Non solo ho ottenuto un notevole attenuamento del dolore ma ho anche imparato uno stile di vita più sano e dinamico.

Devo inoltre ringraziare il Dr. Cecchi per i suoi preziosi consigli e il suo staff per la gentilezza e la cortesia dimostratami in ogni occasione.

                                                                                   Olivo Dusiana

Diversi mesi fa, improvvisamente, ho iniziato a sentire un gonfiore localizzato tra i testicoli e l’ano. Sono andato quasi immediatamente dalla mia dottoressa curante la quale mi ha consigliato di effettuare una prima visita dall’urologo.

L’urologo mi ha visitato accuratamente e ha trovato una “congestione” della prostata: mi ha prescritto per un mese un farmaco naturale: Permixon.  Dopo una decina di giorni il fastidio era diventato dolore tanto che non riuscivo a stare seduto e non potevo avere rapporti sessuali in quanto avvertivo bruciore al momento dell’eiaculazione.  Urinavo spesso durante il giorno e anche la notte.  Mi ha inoltre prescritto due scatole di antibiotico Tavanic. Nel frattempo ho ritirato gli esami da cui non risultava nulla. L’antibiotico inizialmente sembrava avere effetto, ma a metà della cura il problema persisteva e ho deciso quindi di assumere la terza scatola (in totale 15 pastiglie). Non mi rimaneva altro che fare un’ecografia completa all’addome, da cui non è risultato nulla di anomalo.
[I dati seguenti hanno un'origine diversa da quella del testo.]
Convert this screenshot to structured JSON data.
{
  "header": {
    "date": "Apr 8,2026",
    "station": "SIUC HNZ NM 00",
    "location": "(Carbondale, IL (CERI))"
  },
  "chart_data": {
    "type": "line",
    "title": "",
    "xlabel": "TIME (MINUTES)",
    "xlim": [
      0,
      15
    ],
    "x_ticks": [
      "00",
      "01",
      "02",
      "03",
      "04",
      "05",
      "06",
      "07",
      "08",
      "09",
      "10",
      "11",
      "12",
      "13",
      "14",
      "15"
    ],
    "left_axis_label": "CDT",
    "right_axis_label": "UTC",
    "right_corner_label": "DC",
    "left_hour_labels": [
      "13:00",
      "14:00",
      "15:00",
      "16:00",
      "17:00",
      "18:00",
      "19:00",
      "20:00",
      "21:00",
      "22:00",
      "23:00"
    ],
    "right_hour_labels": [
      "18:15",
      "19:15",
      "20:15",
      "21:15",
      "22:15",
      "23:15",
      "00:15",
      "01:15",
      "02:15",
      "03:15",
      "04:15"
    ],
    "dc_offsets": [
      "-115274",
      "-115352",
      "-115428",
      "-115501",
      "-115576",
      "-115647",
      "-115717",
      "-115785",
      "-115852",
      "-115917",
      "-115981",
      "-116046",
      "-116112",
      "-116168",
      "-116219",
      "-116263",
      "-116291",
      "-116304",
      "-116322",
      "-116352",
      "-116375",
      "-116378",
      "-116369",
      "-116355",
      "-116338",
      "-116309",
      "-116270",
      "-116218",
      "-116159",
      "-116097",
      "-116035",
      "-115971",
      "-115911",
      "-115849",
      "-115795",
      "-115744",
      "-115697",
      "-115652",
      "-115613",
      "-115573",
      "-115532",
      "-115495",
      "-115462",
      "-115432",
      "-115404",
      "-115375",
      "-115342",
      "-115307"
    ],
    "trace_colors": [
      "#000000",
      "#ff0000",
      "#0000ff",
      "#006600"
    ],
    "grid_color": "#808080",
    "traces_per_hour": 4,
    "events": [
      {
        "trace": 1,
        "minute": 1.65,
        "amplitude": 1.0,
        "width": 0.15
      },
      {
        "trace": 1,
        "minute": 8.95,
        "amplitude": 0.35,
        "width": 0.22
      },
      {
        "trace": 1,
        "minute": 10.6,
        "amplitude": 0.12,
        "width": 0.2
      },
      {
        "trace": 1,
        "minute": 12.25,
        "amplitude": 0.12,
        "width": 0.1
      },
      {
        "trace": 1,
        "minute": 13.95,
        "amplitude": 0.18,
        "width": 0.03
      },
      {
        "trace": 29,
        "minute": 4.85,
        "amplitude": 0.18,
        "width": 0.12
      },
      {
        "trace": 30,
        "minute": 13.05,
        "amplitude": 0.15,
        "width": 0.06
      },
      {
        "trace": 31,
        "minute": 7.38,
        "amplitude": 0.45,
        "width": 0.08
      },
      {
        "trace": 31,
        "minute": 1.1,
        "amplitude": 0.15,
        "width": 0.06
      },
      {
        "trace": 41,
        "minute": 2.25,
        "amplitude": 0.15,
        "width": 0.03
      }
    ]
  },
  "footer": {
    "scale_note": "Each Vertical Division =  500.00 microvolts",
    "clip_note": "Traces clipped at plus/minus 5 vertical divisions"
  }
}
Ho pensato quindi di risolvere il problema in maniera differente e ho contattato il Dr. Cecchi, il quale aveva già guarito da un’ernia cronica al disco un mio amico e aveva aiutato un altro mio amico che non riusciva a dormire la notte, per forti dolori al braccio e alla schiena. Il dottore mi ha spiegato che in diversi casi la prostatite (infiammazione alla prostata, senso di gonfiore alla prostata e anche ai testicoli) poteva essere causata da una sublussazione delle vertebre o comunque da una causa riguardante la colonna vertebrale: ho effettuato lastra più visita e successivamente sono iniziate le terapie ed in un tempo ragionevole (nell’ordine di cinque-sei sedute) il problema che avevo è stato perfettamente risolto.